Gönlün rengi olur mu? Gönül diyorum çünkü kalp organ, gönül organa hayat veren niyettir. Öyleyse niyetlerin de rengi vardır. Nasıl insanın gözünün, saçının, teninin rengi var ise…
Siyah, gri, beyaz ve renksiz şeffaf gibi…
Bazen kendimizi anlatmaya çalışırız. İyi niyetimizi aktarmaya, anlaşılmaya, paylaşmaya.
“Sen bin doğru söylersin, eğri görürler.” “Sen sözü süslersin, onlar süsünü çıkarır, özünü çürütürler.”
Peki kim bu onlar?
Siyah bir kalbe sahip olanlar: Onlar güzeli görmezler. Doğruyu eğri ilan ederler, hakkı inkâr!
Gri bir kalbe sahip olanlar: Yolunu şaşıranlardır. Yönü kaybolmuş, kara kalplerle arkadaşlık ede ede rengine bürünmüşlerdir.
Ne demiş Mevlana Celaleddin Rumi?
“Bülbül güle, karga çöplüğe götürür.”
Onlar bülbüle çelme takıp, karganın yolunu tutanlardır.
Beyaz kalpler: Saftır, temizdir. Kirletilmeye de müsaittir.
Peki yine kim kirletir? Kötü dost, zalim arkadaş, karanlık sevgili…
İnsanlar hiç kendine sormaz mı? Bu insan bana ne katıyor? Ne aldı? Ne verdi? Güzeli mi gösterdi? Affetmeye mi yönlendirdi? Kinini, nefretini ve kul hakkının üzerine nasihat mı verdi? İçindeki öfkeyi pohpohlayıp sana nefret mi aşılayıverdi? İstediğin kadar iyi ol! Yanlış insan gün gün sende ki iyiliği öldürür.
“Kalpler dostun rengindedir.”
Yüreğinde nefret barındırıyorsan, gönlün yanlış yerde, yanlış sevgidedir.
Bir de renksiz şeffaf kalpler var: Onların gönlü ayna, sözü senin sesindedir! Kin duymaz, nefret etmez, intikam almaz, kötü konuşmaz! Seni sana yansıtır. Ya hayat dersi verir, ya da seni dersi olarak görür. Her daim teslimiyettedir.
İnsanın ameli niyetleri üzeredir. Kendinde olanı görürsün, sende iyilik yoksa; niyetini görürsün.
Bir insana baktığında ne görüyorsun, sor bir kendine! Sana söylenen her itham kişinin kendisine aittir! Kötü söyleyene aldırma.

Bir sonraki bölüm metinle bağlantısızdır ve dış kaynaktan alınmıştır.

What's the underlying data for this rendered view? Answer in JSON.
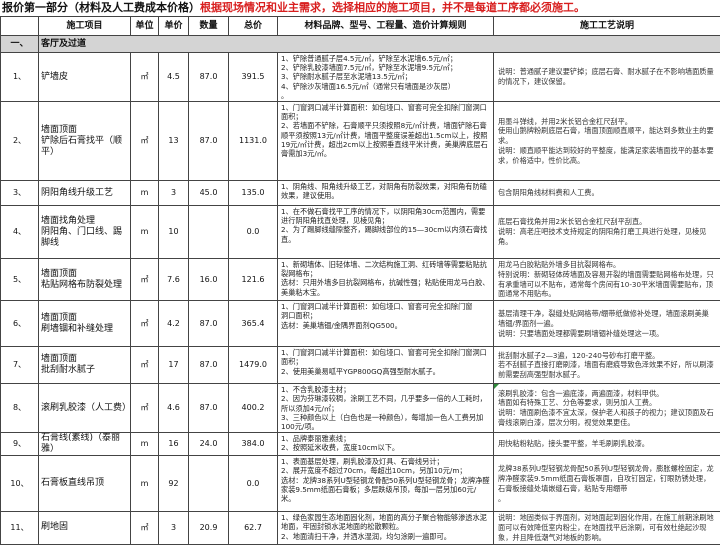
{
  "title": {
    "black": "报价第一部分（材料及人工费成本价格）",
    "red": "根据现场情况和业主需求，选择相应的施工项目，并不是每道工序都必须施工。"
  },
  "headers": [
    "",
    "施工项目",
    "单位",
    "单价",
    "数量",
    "总价",
    "材料品牌、型号、工程量、造价计算规则",
    "施工工艺说明"
  ],
  "section": {
    "no": "一、",
    "name": "客厅及过道"
  },
  "rows": [
    {
      "no": "1、",
      "item": "铲墙皮",
      "unit": "㎡",
      "price": "4.5",
      "qty": "87.0",
      "total": "391.5",
      "materials": "1、铲除普通腻子层4.5元/㎡，铲除至水泥墙6.5元/㎡；\n2、铲除乳胶漆墙面7.5元/㎡，铲除至水泥墙9.5元/㎡；\n3、铲除耐水腻子层至水泥墙13.5元/㎡；\n4、铲除沙灰墙面16.5元/㎡（通常只有墙面是沙灰层）\n。",
      "desc": "说明：普通腻子建议要铲掉；底层石膏、耐水腻子在不影响墙面质量的情况下，建议保留。"
    },
    {
      "no": "2、",
      "item": "墙面顶面\n铲除后石膏找平（顺平）",
      "unit": "㎡",
      "price": "13",
      "qty": "87.0",
      "total": "1131.0",
      "materials": "1、门窗洞口减半计算面积：如包垭口、窗套可完全扣除门窗洞口面积；\n2、若墙面不铲除，石膏顺平只须按照8元/㎡计费，墙面铲除石膏顺平须按照13元/㎡计费，墙面平整度误差超出1.5cm以上，按照19元/㎡计费，超出2cm以上按照垂直线平米计费，美巢牌底层石膏需加3元/㎡。",
      "desc": "用墨斗弹线，并用2米长铝合金杠尺刮平。\n使用山鹅牌粉刷底层石膏，墙面顶面顺直顺平，能达到多数业主的要求。\n说明：顺直顺平能达到较好的平整度，能满足家装墙面找平的基本要求，价格适中，性价比高。"
    },
    {
      "no": "3、",
      "item": "阴阳角线升级工艺",
      "unit": "m",
      "price": "3",
      "qty": "45.0",
      "total": "135.0",
      "materials": "1、阴角线、阳角线升级工艺，对阴角有防裂效果，对阳角有防磕效果，建议使用。",
      "desc": "包含阴阳角线材料费和人工费。"
    },
    {
      "no": "4、",
      "item": "墙面找角处理\n阴阳角、门口线、踢脚线",
      "unit": "m",
      "price": "10",
      "qty": "",
      "total": "0.0",
      "materials": "1、在不做石膏找平工序的情况下，以阴阳角30cm范围内，需要进行阴阳角找直处理，见棱见角；\n2、为了踢脚线缝隙整齐，踢脚线部位的15—30cm以内须石膏找直。",
      "desc": "底层石膏找角并用2米长铝合金杠尺刮平刮直。\n说明：高老庄吧技术支持规定的阴阳角打磨工具进行处理，见棱见角。"
    },
    {
      "no": "5、",
      "item": "墙面顶面\n粘贴网格布防裂处理",
      "unit": "㎡",
      "price": "7.6",
      "qty": "16.0",
      "total": "121.6",
      "materials": "1、新砌墙体、旧轻体墙、二次结构施工洞、红砖墙等需要粘贴抗裂网格布；\n选材：只用外墙多目抗裂网格布，抗碱性强；粘贴使用龙马白胶、美巢粘木宝。",
      "desc": "用龙马白胶粘贴外墙多目抗裂网格布。\n特别说明：新砌轻体砖墙面及容易开裂的墙面需要贴网格布处理，只有承重墙可以不贴布，通常每个房间有10-30平米墙面需要贴布，顶面通常不用贴布。"
    },
    {
      "no": "6、",
      "item": "墙面顶面\n刷墙锢和补缝处理",
      "unit": "㎡",
      "price": "4.2",
      "qty": "87.0",
      "total": "365.4",
      "materials": "1、门窗洞口减半计算面积：如包垭口、窗套可完全扣除门窗\n洞口面积；\n选材：美巢墙锢/金隅界面剂QG500。",
      "desc": "基层清理干净，裂缝处贴网格带/绷带纸做修补处理，墙面滚刷美巢墙锢/界面剂一遍。\n说明：只要墙面处理都需要刷墙锢补缝处理这一项。"
    },
    {
      "no": "7、",
      "item": "墙面顶面\n批刮耐水腻子",
      "unit": "㎡",
      "price": "17",
      "qty": "87.0",
      "total": "1479.0",
      "materials": "1、门窗洞口减半计算面积：如包垭口、窗套可完全扣除门窗洞口面积；\n2、使用美巢易呱平YGP800GQ高强型耐水腻子。",
      "desc": "批刮耐水腻子2—3遍，120-240号砂布打磨平整。\n若不刮腻子直接打磨刷漆，墙面有磨痕导致色泽效果不好，所以刷漆前需要刮高强型耐水腻子。"
    },
    {
      "no": "8、",
      "item": "滚刷乳胶漆（人工费）",
      "unit": "㎡",
      "price": "4.6",
      "qty": "87.0",
      "total": "400.2",
      "materials": "1、不含乳胶漆主材；\n2、因为芬琳漆较稠，涂刷工艺不同，几乎要多一倍的人工耗时，所以须加4元/㎡；\n3、三种颜色以上（白色也是一种颜色），每增加一色人工费另加100元/项。",
      "desc": "滚刷乳胶漆：包含一遍底漆，两遍面漆，材料甲供。\n墙面如有特殊工艺、分色等要求，则另加人工费。\n说明：墙面刷色漆不宜太深，保护老人和孩子的视力；建议顶面及石膏线滚刷白漆，层次分明，视觉效果更佳。"
    },
    {
      "no": "9、",
      "item": "石膏线(素线)（泰丽雅）",
      "unit": "m",
      "price": "16",
      "qty": "24.0",
      "total": "384.0",
      "materials": "1、品牌泰丽雅素线；\n2、按照延米收费，宽度10cm以下。",
      "desc": "用快粘粉粘贴，接头要平整，羊毛刷刷乳胶漆。"
    },
    {
      "no": "10、",
      "item": "石膏板直线吊顶",
      "unit": "m",
      "price": "92",
      "qty": "",
      "total": "0.0",
      "materials": "1、表面基层处理，刷乳胶漆及灯具、石膏线另计；\n2、展开宽度不超过70cm，每超出10cm，另加10元/m；\n选材：龙牌38系列U型轻钢龙骨配50系列U型轻钢龙骨；龙牌净醛家装9.5mm纸面石膏板；多层跌级吊顶，每加一层另加60元/米。",
      "desc": "龙牌38系列U型轻钢龙骨配50系列U型轻钢龙骨，膨胀螺栓固定，龙牌净醛家装9.5mm纸面石膏板罩面，自攻钉固定，钉眼防锈处理，石膏板接缝处填嵌缝石膏，粘贴专用绷带\n。"
    },
    {
      "no": "11、",
      "item": "刷地固",
      "unit": "㎡",
      "price": "3",
      "qty": "20.9",
      "total": "62.7",
      "materials": "1、绿色家园生态地面固化剂，地面的高分子聚合物能够渗透水泥地面，牢固封锁水泥地面的松散颗粒。\n2、地面清扫干净，并洒水湿润，均匀涂刷一遍即可。",
      "desc": "说明：地固类似于界面剂，对地面起到固化作用，在施工前期涂刷地面可以有效降低室内粉尘，在地面找平后涂刷，可有效杜绝起沙现象，并且降低潮气对地板的影响。"
    }
  ],
  "colors": {
    "title_red": "#d81e1e",
    "section_bg": "#d4d4d4",
    "comment_marker": "#2e8b3a"
  }
}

Bir insanın illa sana kötü söylemesine gerek yok! Başkası için söylüyorsa da kendinde olanı söylüyordur. Kirletme kalbini kirli kalplerle.
Şeffaf gönülleri ara, Hakk’ın izinde!
Şimdi sana soruyorum: Senin rengin ne?
“Başkasında gördüğün sensin. Senin kendinde tasvir ettiğin değil!”